If you're making nonzero profit that means that it's feasible for anyone else (literally anyone else, assuming zero barriers to entry, which we do assume for an efficient market) to make slightly less profit by selling the same product at a lower price, which iteratively pushes all profits towards zero. An efficient market also assumes perfect information, which includes information of future events, so talking about risk/uncertainty is already out of the question. If that sounds absurd, then yes, that's the point: our assumptions about what it takes in order to achieve an efficient market approaches the absurd. Which isn't to say that markets aren't often useful, especially compared to the alternatives, but rather that appeals to rationality don't survive contact with the enemy.

  • The economy is finite.

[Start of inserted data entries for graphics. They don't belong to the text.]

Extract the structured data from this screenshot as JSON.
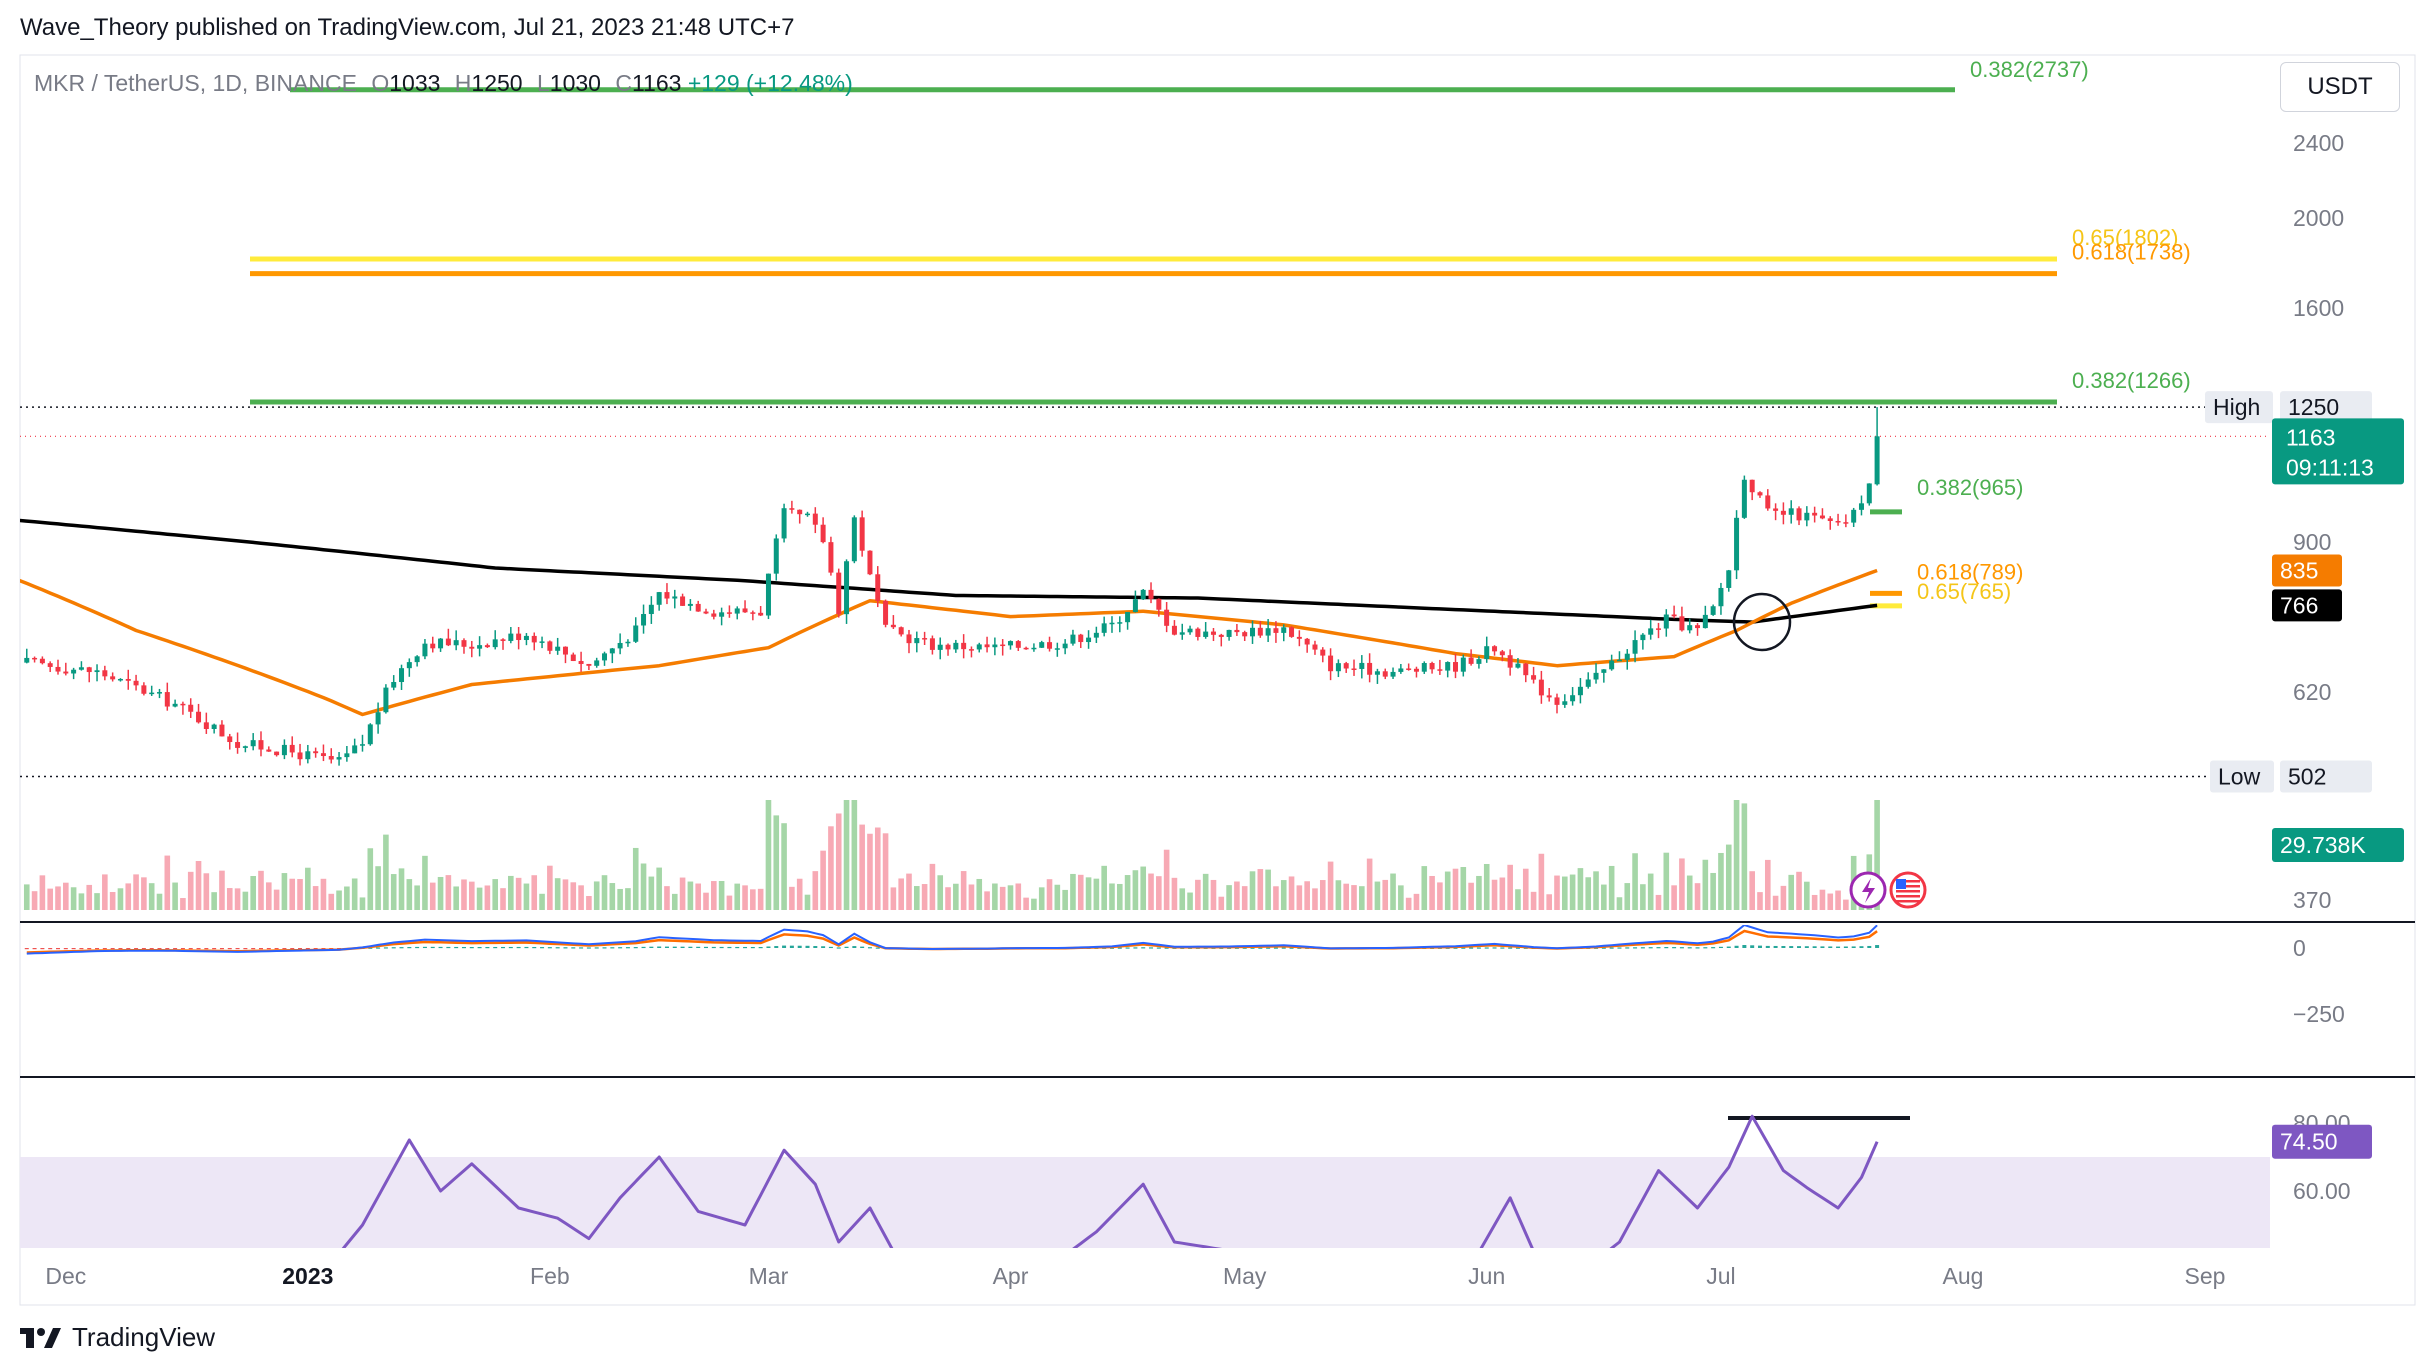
{
  "publisher_line": "Wave_Theory published on TradingView.com, Jul 21, 2023 21:48 UTC+7",
  "legend": {
    "symbol": "MKR / TetherUS, 1D, BINANCE",
    "open_label": "O",
    "open": "1033",
    "high_label": "H",
    "high": "1250",
    "low_label": "L",
    "low": "1030",
    "close_label": "C",
    "close": "1163",
    "change": "+129 (+12.48%)"
  },
  "currency_button": "USDT",
  "brand": "TradingView",
  "colors": {
    "up": "#089981",
    "down": "#f23645",
    "fib_green": "#4caf50",
    "fib_gold": "#ffeb3b",
    "fib_orange": "#ff9800",
    "ema50": "#f57c00",
    "ema200": "#000000",
    "macd": "#2962ff",
    "signal": "#ff6d00",
    "rsi": "#7e57c2",
    "rsi_band": "#ede7f6",
    "vol_up": "#a5d6a7",
    "vol_down": "#f7a9b4"
  },
  "chart_data": [
    {
      "type": "candlestick",
      "title": "MKR / TetherUS, 1D, BINANCE",
      "ylim": [
        360,
        2900
      ],
      "y_scale": "log",
      "price_ticks": [
        "2400",
        "2000",
        "1600",
        "900",
        "620",
        "370"
      ],
      "x_ticks": [
        "Dec",
        "2023",
        "Feb",
        "Mar",
        "Apr",
        "May",
        "Jun",
        "Jul",
        "Aug",
        "Sep"
      ],
      "markers": [
        {
          "label": "High",
          "value": "1250"
        },
        {
          "label": "Low",
          "value": "502"
        }
      ],
      "last_price": "1163",
      "countdown": "09:11:13",
      "ema50_value": "835",
      "ema200_value": "766",
      "volume_label": "29.738K",
      "fib_levels": [
        {
          "ratio": "0.382",
          "value": "2737",
          "text": "0.382(2737)",
          "color": "#4caf50"
        },
        {
          "ratio": "0.65",
          "value": "1802",
          "text": "0.65(1802)",
          "color": "#ffeb3b"
        },
        {
          "ratio": "0.618",
          "value": "1738",
          "text": "0.618(1738)",
          "color": "#ff9800"
        },
        {
          "ratio": "0.382",
          "value": "1266",
          "text": "0.382(1266)",
          "color": "#4caf50"
        },
        {
          "ratio": "0.382",
          "value": "965",
          "text": "0.382(965)",
          "color": "#4caf50"
        },
        {
          "ratio": "0.618",
          "value": "789",
          "text": "0.618(789)",
          "color": "#ff9800"
        },
        {
          "ratio": "0.65",
          "value": "765",
          "text": "0.65(765)",
          "color": "#ffeb3b"
        }
      ],
      "price_anchors": [
        {
          "date": "2022-11-26",
          "close": 665
        },
        {
          "date": "2022-12-05",
          "close": 650
        },
        {
          "date": "2022-12-15",
          "close": 600
        },
        {
          "date": "2022-12-23",
          "close": 545
        },
        {
          "date": "2022-12-29",
          "close": 535
        },
        {
          "date": "2023-01-05",
          "close": 520
        },
        {
          "date": "2023-01-08",
          "close": 545
        },
        {
          "date": "2023-01-12",
          "close": 640
        },
        {
          "date": "2023-01-16",
          "close": 700
        },
        {
          "date": "2023-01-22",
          "close": 695
        },
        {
          "date": "2023-01-29",
          "close": 715
        },
        {
          "date": "2023-02-06",
          "close": 660
        },
        {
          "date": "2023-02-12",
          "close": 720
        },
        {
          "date": "2023-02-15",
          "close": 790
        },
        {
          "date": "2023-02-22",
          "close": 755
        },
        {
          "date": "2023-02-28",
          "close": 755
        },
        {
          "date": "2023-03-03",
          "close": 960
        },
        {
          "date": "2023-03-06",
          "close": 950
        },
        {
          "date": "2023-03-08",
          "close": 900
        },
        {
          "date": "2023-03-10",
          "close": 760
        },
        {
          "date": "2023-03-12",
          "close": 950
        },
        {
          "date": "2023-03-14",
          "close": 820
        },
        {
          "date": "2023-03-16",
          "close": 720
        },
        {
          "date": "2023-03-22",
          "close": 695
        },
        {
          "date": "2023-03-30",
          "close": 690
        },
        {
          "date": "2023-04-08",
          "close": 700
        },
        {
          "date": "2023-04-14",
          "close": 730
        },
        {
          "date": "2023-04-18",
          "close": 790
        },
        {
          "date": "2023-04-22",
          "close": 720
        },
        {
          "date": "2023-04-29",
          "close": 715
        },
        {
          "date": "2023-05-06",
          "close": 725
        },
        {
          "date": "2023-05-12",
          "close": 660
        },
        {
          "date": "2023-05-20",
          "close": 650
        },
        {
          "date": "2023-05-28",
          "close": 660
        },
        {
          "date": "2023-06-02",
          "close": 690
        },
        {
          "date": "2023-06-07",
          "close": 630
        },
        {
          "date": "2023-06-10",
          "close": 605
        },
        {
          "date": "2023-06-15",
          "close": 640
        },
        {
          "date": "2023-06-20",
          "close": 700
        },
        {
          "date": "2023-06-24",
          "close": 740
        },
        {
          "date": "2023-06-28",
          "close": 720
        },
        {
          "date": "2023-06-30",
          "close": 760
        },
        {
          "date": "2023-07-02",
          "close": 840
        },
        {
          "date": "2023-07-04",
          "close": 1060
        },
        {
          "date": "2023-07-07",
          "close": 960
        },
        {
          "date": "2023-07-10",
          "close": 960
        },
        {
          "date": "2023-07-13",
          "close": 950
        },
        {
          "date": "2023-07-16",
          "close": 930
        },
        {
          "date": "2023-07-18",
          "close": 960
        },
        {
          "date": "2023-07-20",
          "close": 1034
        },
        {
          "date": "2023-07-21",
          "close": 1163
        }
      ],
      "ema50_anchors": [
        {
          "date": "2022-11-25",
          "value": 815
        },
        {
          "date": "2022-12-10",
          "value": 720
        },
        {
          "date": "2023-01-03",
          "value": 610
        },
        {
          "date": "2023-01-08",
          "value": 585
        },
        {
          "date": "2023-01-22",
          "value": 630
        },
        {
          "date": "2023-02-15",
          "value": 660
        },
        {
          "date": "2023-03-01",
          "value": 690
        },
        {
          "date": "2023-03-14",
          "value": 775
        },
        {
          "date": "2023-04-01",
          "value": 745
        },
        {
          "date": "2023-04-18",
          "value": 755
        },
        {
          "date": "2023-05-06",
          "value": 730
        },
        {
          "date": "2023-05-28",
          "value": 680
        },
        {
          "date": "2023-06-10",
          "value": 660
        },
        {
          "date": "2023-06-25",
          "value": 675
        },
        {
          "date": "2023-07-03",
          "value": 720
        },
        {
          "date": "2023-07-10",
          "value": 770
        },
        {
          "date": "2023-07-21",
          "value": 835
        }
      ],
      "ema200_anchors": [
        {
          "date": "2022-11-25",
          "value": 945
        },
        {
          "date": "2022-12-25",
          "value": 895
        },
        {
          "date": "2023-01-25",
          "value": 840
        },
        {
          "date": "2023-02-25",
          "value": 815
        },
        {
          "date": "2023-03-25",
          "value": 785
        },
        {
          "date": "2023-04-25",
          "value": 780
        },
        {
          "date": "2023-05-25",
          "value": 760
        },
        {
          "date": "2023-06-25",
          "value": 740
        },
        {
          "date": "2023-07-05",
          "value": 735
        },
        {
          "date": "2023-07-21",
          "value": 766
        }
      ]
    },
    {
      "type": "area",
      "title": "Volume",
      "last_value": "29.738K"
    },
    {
      "type": "line",
      "title": "MACD",
      "ticks": [
        "0",
        "−250"
      ]
    },
    {
      "type": "line",
      "title": "RSI",
      "ticks": [
        "80.00",
        "60.00"
      ],
      "last_value": "74.50",
      "rsi_anchors": [
        {
          "date": "2023-01-03",
          "value": 36
        },
        {
          "date": "2023-01-08",
          "value": 50
        },
        {
          "date": "2023-01-14",
          "value": 75
        },
        {
          "date": "2023-01-18",
          "value": 60
        },
        {
          "date": "2023-01-22",
          "value": 68
        },
        {
          "date": "2023-01-28",
          "value": 55
        },
        {
          "date": "2023-02-02",
          "value": 52
        },
        {
          "date": "2023-02-06",
          "value": 46
        },
        {
          "date": "2023-02-10",
          "value": 58
        },
        {
          "date": "2023-02-15",
          "value": 70
        },
        {
          "date": "2023-02-20",
          "value": 54
        },
        {
          "date": "2023-02-26",
          "value": 50
        },
        {
          "date": "2023-03-03",
          "value": 72
        },
        {
          "date": "2023-03-07",
          "value": 62
        },
        {
          "date": "2023-03-10",
          "value": 45
        },
        {
          "date": "2023-03-14",
          "value": 55
        },
        {
          "date": "2023-03-18",
          "value": 38
        },
        {
          "date": "2023-03-26",
          "value": 35
        },
        {
          "date": "2023-04-05",
          "value": 36
        },
        {
          "date": "2023-04-12",
          "value": 48
        },
        {
          "date": "2023-04-18",
          "value": 62
        },
        {
          "date": "2023-04-22",
          "value": 45
        },
        {
          "date": "2023-05-03",
          "value": 41
        },
        {
          "date": "2023-05-10",
          "value": 39
        },
        {
          "date": "2023-05-20",
          "value": 35
        },
        {
          "date": "2023-05-30",
          "value": 38
        },
        {
          "date": "2023-06-04",
          "value": 58
        },
        {
          "date": "2023-06-08",
          "value": 37
        },
        {
          "date": "2023-06-12",
          "value": 34
        },
        {
          "date": "2023-06-18",
          "value": 45
        },
        {
          "date": "2023-06-23",
          "value": 66
        },
        {
          "date": "2023-06-28",
          "value": 55
        },
        {
          "date": "2023-07-02",
          "value": 67
        },
        {
          "date": "2023-07-05",
          "value": 82
        },
        {
          "date": "2023-07-09",
          "value": 66
        },
        {
          "date": "2023-07-12",
          "value": 61
        },
        {
          "date": "2023-07-16",
          "value": 55
        },
        {
          "date": "2023-07-19",
          "value": 64
        },
        {
          "date": "2023-07-21",
          "value": 74.5
        }
      ]
    }
  ]
}
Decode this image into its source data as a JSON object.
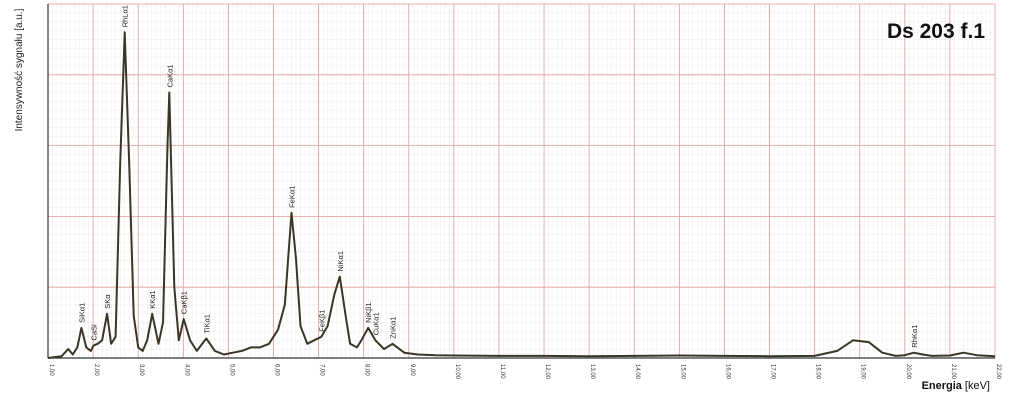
{
  "chart_data": {
    "type": "line",
    "title": "Ds 203 f.1",
    "xlabel": "Energia",
    "xlabel_unit": "[keV]",
    "ylabel": "Intensywność sygnału [a.u.]",
    "xlim": [
      1.0,
      22.0
    ],
    "ylim": [
      0,
      100
    ],
    "grid": true,
    "x_ticks": [
      "1,00",
      "2,00",
      "3,00",
      "4,00",
      "5,00",
      "6,00",
      "7,00",
      "8,00",
      "9,00",
      "10,00",
      "11,00",
      "12,00",
      "13,00",
      "14,00",
      "15,00",
      "16,00",
      "17,00",
      "18,00",
      "19,00",
      "20,00",
      "21,00",
      "22,00"
    ],
    "series": [
      {
        "x": [
          1.0,
          1.3,
          1.45,
          1.55,
          1.65,
          1.74,
          1.85,
          1.95,
          2.01,
          2.1,
          2.2,
          2.31,
          2.4,
          2.5,
          2.6,
          2.7,
          2.8,
          2.9,
          3.0,
          3.1,
          3.2,
          3.31,
          3.45,
          3.55,
          3.65,
          3.69,
          3.8,
          3.9,
          4.01,
          4.15,
          4.3,
          4.51,
          4.7,
          4.9,
          5.1,
          5.3,
          5.5,
          5.7,
          5.9,
          6.1,
          6.25,
          6.4,
          6.5,
          6.6,
          6.75,
          6.9,
          7.06,
          7.2,
          7.35,
          7.47,
          7.6,
          7.7,
          7.85,
          7.95,
          8.1,
          8.26,
          8.45,
          8.64,
          8.9,
          9.2,
          9.6,
          10.0,
          11.0,
          12.0,
          13.0,
          14.0,
          15.0,
          16.0,
          17.0,
          18.0,
          18.5,
          18.85,
          19.2,
          19.5,
          19.8,
          20.0,
          20.2,
          20.4,
          20.6,
          21.0,
          21.3,
          21.6,
          22.0
        ],
        "y": [
          0,
          0.5,
          2.5,
          1,
          3,
          8.5,
          3,
          2,
          3.5,
          4,
          5,
          12.5,
          4,
          6,
          55,
          92,
          55,
          12,
          3,
          2,
          5,
          12.5,
          4,
          10,
          60,
          75,
          20,
          5,
          11,
          5,
          2,
          5.5,
          2,
          1,
          1.5,
          2,
          3,
          3,
          4,
          8,
          15,
          41,
          28,
          9,
          4,
          5,
          6,
          9,
          18,
          23,
          12,
          4,
          3,
          5,
          8.5,
          5,
          2.5,
          4,
          1.5,
          1,
          0.8,
          0.7,
          0.6,
          0.6,
          0.5,
          0.6,
          0.7,
          0.6,
          0.5,
          0.6,
          2,
          5,
          4.5,
          1.5,
          0.6,
          0.8,
          1.5,
          1,
          0.6,
          0.7,
          1.5,
          0.8,
          0.5
        ]
      }
    ],
    "annotations": [
      {
        "label": "SiKα1",
        "x": 1.74,
        "y": 8.5
      },
      {
        "label": "CaSi",
        "x": 2.01,
        "y": 3.5
      },
      {
        "label": "SKα",
        "x": 2.31,
        "y": 12.5
      },
      {
        "label": "RhLα1",
        "x": 2.7,
        "y": 92
      },
      {
        "label": "KKα1",
        "x": 3.31,
        "y": 12.5
      },
      {
        "label": "CaKα1",
        "x": 3.69,
        "y": 75
      },
      {
        "label": "CaKβ1",
        "x": 4.01,
        "y": 11
      },
      {
        "label": "TiKα1",
        "x": 4.51,
        "y": 5.5
      },
      {
        "label": "FeKα1",
        "x": 6.4,
        "y": 41
      },
      {
        "label": "FeKβ1",
        "x": 7.06,
        "y": 6
      },
      {
        "label": "NiKα1",
        "x": 7.47,
        "y": 23
      },
      {
        "label": "NiKβ1",
        "x": 8.1,
        "y": 8.5
      },
      {
        "label": "CuKα1",
        "x": 8.26,
        "y": 5
      },
      {
        "label": "ZnKα1",
        "x": 8.64,
        "y": 4
      },
      {
        "label": "RhKα1",
        "x": 20.2,
        "y": 1.5
      }
    ],
    "colors": {
      "line": "#3a3626",
      "major_grid": "#e59a9a",
      "minor_grid": "#ececec",
      "axis": "#333333"
    }
  }
}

You can’t infinity add new participants with infinite product to sell.

    Instead in an efficient market everyone is already occupied making X ROI and gives as much up by entering a new market as they gain.

    Put another way, if you already own a sock with 10% ROI, you can sell it and buy a sock with 10% ROI but the transaction is pointless so it doesn’t occur.

    > An efficient market also assumes perfect information, which includes information of future events, so talking about risk/uncertainty is already out of the question.

    Perfect information means something different here. In Chess both players have perfect information of the game state, they don’t know the future. Poker has randomness and imperfect information but there’s other games with randomness and perfect information.